# Nordspanien (Asturien) Erlaubnis



## JahBal (15. September 2016)

He Leute

Mache einen kleinen Trip nach Nordspanien unter anderem zum Meeresspinnfischen. Flug geht nach Bilbao. Von dort werde ich dann nach Santander oder so und Umgebung fahren. Auto habe ich. Zielfisch ist wohl Wolfsbarsch keine ahnung ob da sonst noch größere Freiwasserarten vorkommen (Bonito, Barrakuda, Bluefish ???) Werde nur Spinnfischen. Weiss jemand wie es mit der Erlaubnis aussieht ? Wo bekomme ich die (ähnlich wie auf den Canaren beim Bürgeramt ?). Wenn jemand genaue Infos wo ich die Karte in Santander bekomme hat wäre super. Hab noch gültigen Erlaubnisschein von den Kanaren (mitnehmen und ggf. dummstellen "ist der nicht für ganz spanien"). Bin nur 7 Tage da und ich weiss wie das laufen kann da verliert man schnell mal einen ganzen Tag nur um die Lizenz zu bekommen.

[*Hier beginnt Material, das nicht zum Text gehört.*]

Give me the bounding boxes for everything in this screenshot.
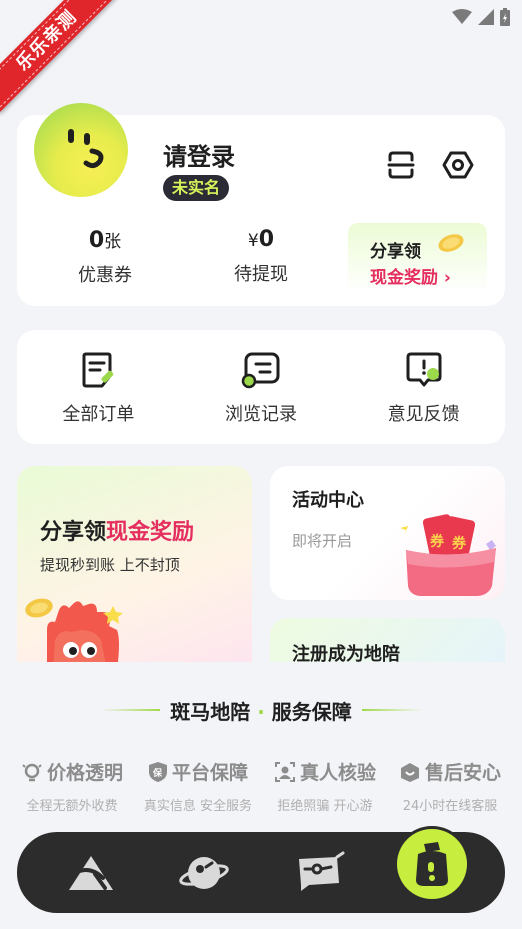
menu-item-orders[interactable]: 全部订单 bbox=[17, 330, 180, 444]
guarantee-item-desc: 真实信息 安全服务 bbox=[143, 799, 253, 814]
profile-bag-icon bbox=[416, 842, 448, 886]
guarantee-item-desc: 24小时在线客服 bbox=[402, 799, 498, 814]
promo-title-a: 分享领 bbox=[40, 520, 107, 545]
coupon-label: 优惠券 bbox=[78, 265, 132, 286]
menu-item-feedback[interactable]: 意见反馈 bbox=[342, 330, 505, 444]
withdraw-amount: 0 bbox=[258, 227, 275, 252]
guarantee-item-desc: 拒绝照骗 开心游 bbox=[277, 799, 373, 814]
nav-tab-profile[interactable] bbox=[394, 826, 470, 902]
menu-label-orders: 全部订单 bbox=[62, 404, 135, 425]
shield-icon: 保 bbox=[148, 761, 167, 782]
nav-tab-discover[interactable] bbox=[177, 846, 231, 900]
scan-icon bbox=[387, 151, 415, 179]
guarantee-title-b: 服务保障 bbox=[271, 700, 352, 724]
guarantee-item-title: 价格透明 bbox=[46, 762, 123, 784]
planet-icon bbox=[179, 857, 229, 889]
service-guarantee-section: 斑马地陪 · 服务保障 价格透明 全程无额外收费 保平台保障 真实信息 安全服务… bbox=[0, 662, 522, 837]
coin-icon bbox=[438, 234, 464, 252]
avatar[interactable] bbox=[34, 103, 128, 197]
guarantee-item-title: 售后安心 bbox=[424, 762, 501, 784]
guarantee-item: 真人核验 拒绝照骗 开心游 bbox=[260, 758, 390, 814]
svg-text:保: 保 bbox=[152, 767, 163, 779]
become-guide-card[interactable]: 注册成为地陪 bbox=[270, 618, 505, 668]
activity-center-status: 即将开启 bbox=[292, 532, 353, 550]
nav-tab-home[interactable] bbox=[64, 846, 118, 900]
home-tent-icon bbox=[69, 856, 113, 890]
history-icon bbox=[241, 352, 280, 389]
guarantee-item: 售后安心 24小时在线客服 bbox=[385, 758, 515, 814]
mascot-hand-icon bbox=[25, 598, 123, 666]
verification-badge: 未实名 bbox=[163, 175, 230, 201]
guarantee-item-title: 真人核验 bbox=[299, 762, 376, 784]
bottom-nav bbox=[17, 826, 505, 913]
coupon-unit: 张 bbox=[104, 232, 122, 252]
wifi-icon bbox=[452, 9, 472, 24]
promo-subtitle: 提现秒到账 上不封顶 bbox=[40, 556, 180, 574]
share-cash-promo[interactable]: 分享领现金奖励 提现秒到账 上不封顶 bbox=[17, 466, 252, 666]
activity-center-card[interactable]: 活动中心 即将开启 券 券 bbox=[270, 466, 505, 600]
nav-tab-messages[interactable] bbox=[292, 846, 346, 900]
guarantee-item: 价格透明 全程无额外收费 bbox=[7, 758, 137, 814]
gift-bag-icon: 券 券 bbox=[400, 514, 496, 596]
divider-right bbox=[362, 709, 422, 711]
battery-icon bbox=[500, 8, 510, 26]
chat-ticket-icon bbox=[299, 851, 345, 891]
profile-card: 请登录 未实名 0张 优惠券 ¥0 待提现 分享领 现金奖励 › bbox=[17, 103, 505, 306]
person-icon bbox=[274, 761, 295, 782]
feedback-icon bbox=[406, 352, 442, 387]
coupon-stat[interactable]: 0张 优惠券 bbox=[45, 227, 165, 287]
menu-label-history: 浏览记录 bbox=[225, 404, 297, 425]
guarantee-title-dot: · bbox=[257, 700, 265, 724]
gear-icon bbox=[442, 151, 474, 179]
share-title: 分享领 bbox=[370, 242, 421, 262]
bulb-icon bbox=[22, 763, 42, 781]
currency-symbol: ¥ bbox=[247, 231, 259, 251]
guarantee-item-desc: 全程无额外收费 bbox=[26, 799, 118, 814]
coupon-count: 0 bbox=[88, 228, 105, 253]
login-title[interactable]: 请登录 bbox=[163, 137, 235, 172]
orders-icon bbox=[82, 352, 114, 388]
svg-text:券: 券 bbox=[452, 535, 467, 552]
scan-button[interactable] bbox=[383, 147, 419, 183]
guarantee-title-a: 斑马地陪 bbox=[170, 700, 251, 724]
menu-item-history[interactable]: 浏览记录 bbox=[180, 330, 343, 444]
menu-label-feedback: 意见反馈 bbox=[387, 404, 460, 425]
activity-center-title: 活动中心 bbox=[292, 490, 364, 511]
promo-title: 分享领现金奖励 bbox=[40, 514, 194, 546]
withdraw-label: 待提现 bbox=[234, 264, 288, 285]
settings-button[interactable] bbox=[440, 147, 476, 183]
cash-reward-link[interactable]: 现金奖励 › bbox=[370, 263, 451, 288]
guarantee-title: 斑马地陪 · 服务保障 bbox=[0, 696, 522, 725]
signal-icon bbox=[478, 9, 494, 25]
quick-menu: 全部订单 浏览记录 意见反馈 bbox=[17, 330, 505, 444]
svg-text:券: 券 bbox=[430, 533, 445, 550]
guarantee-item: 保平台保障 真实信息 安全服务 bbox=[133, 758, 263, 814]
share-reward-box[interactable]: 分享领 现金奖励 › bbox=[348, 223, 487, 293]
guarantee-item-title: 平台保障 bbox=[171, 762, 248, 784]
promo-title-b: 现金奖励 bbox=[106, 520, 195, 545]
withdraw-stat[interactable]: ¥0 待提现 bbox=[201, 227, 321, 286]
service-icon bbox=[400, 762, 419, 782]
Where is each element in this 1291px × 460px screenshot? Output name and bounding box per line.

Werde dann wenn ich wieder da bin aufjedenfall berichten wie es gelaufen ist.


----------



## Butzenräuber (16. September 2016)

*AW: Nordspanien (Asturien) Erlaubnis*

Moin

In Galizien/Vigo hole ich mir die immer bei der Ordnungsbehörde. Wie die genau heißt weiß ich nicht. Dauert meist 15 Minuten bis ich durch bin und kostet dort unter 5€. Gilt aber nur für die Region. Müsste eigentlich bei dir nicht viel anders sein. Wann willst du denn dort angeln? Oktober bis Dezember fand ich immer am besten was die Wolfsbarschangelei angeht. Fische vernünftiges Gerät da und nicht so Spielkram wie man es hier benutzt wenn du in den Felsen angelst. 80-100g / 3m sollte deine Rute schon haben, damit du auch was entgegen setzen kannst. Morgens und Abends sowie beim Tidenwechsel wie immer am besten. Wenn die Sonne rausguckt und und die Lubinas nicht mehr die Wobbler etc attakieren, probiers mit Oberflächenköder. Adrenalin pur. Als beifang gibts mal n Pollak oder ne Makrele. Kann man mit den Kanaren nicht vergleichen. Ps: Besorg dir Filssohle. die Steine können ganz schön ruchtschig sein. Wirst auf jedenfall Adrenalin pur haben...


----------



## JahBal (16. September 2016)

*AW: Nordspanien (Asturien) Erlaubnis*

Ja bin jetzt ab dem 19. September da für ne Woche. Inwiefern meinste kann man das nicht mit Kanaren vergleichen ? Gerät ist klar wobei ich finde 40-80g reicht völlig um geziehlt auf Wolfsbarsch zu angeln. Ja Topwater ist der Hammer auf Wolfsbarsch macht übelst viel Spaß und Bisse sind der Hammer. Das mit dem Fils ist aufjedenfall ein guter Tip bekomme ich wahrscheinlich da im Angelladen. 

Falls dich interessiert hab mal vor ner weile längeren bericht zu Lanzarote geschrieben. 
http://www.anglerboard.de/board/showthread.php?t=317355

Danke für die Tipps


----------



## Butzenräuber (19. September 2016)

*AW: Nordspanien (Asturien) Erlaubnis*

Ok von dem Bericht wusste ich nichts... Ich habe mein Geschirr immer bisl stärker, da ich die Fische meist so ausm Wasser ziehe und die Wolfsbarsche in der Ecke verdammt groß werden können. 80cm+ ist keine Seltenheit, zumindest in Galizien und das Meer ist dort ziemlich rau. Aber warum solls in Asturien nicht anders sein? Lanzarote ist von den Kanaren die einzige Insel auf der du Wolfsbarsche fängst. Hätte auch mal wieder bock auffe Kanaren, ist 2 Jahre her... Lanzarote war ich aber leider noch nicht. Bin vor 2 Jahren extra zum angeln nach Fuerteventura gefahren und macht süchtig!!! #h

Viel Erfolg!


----------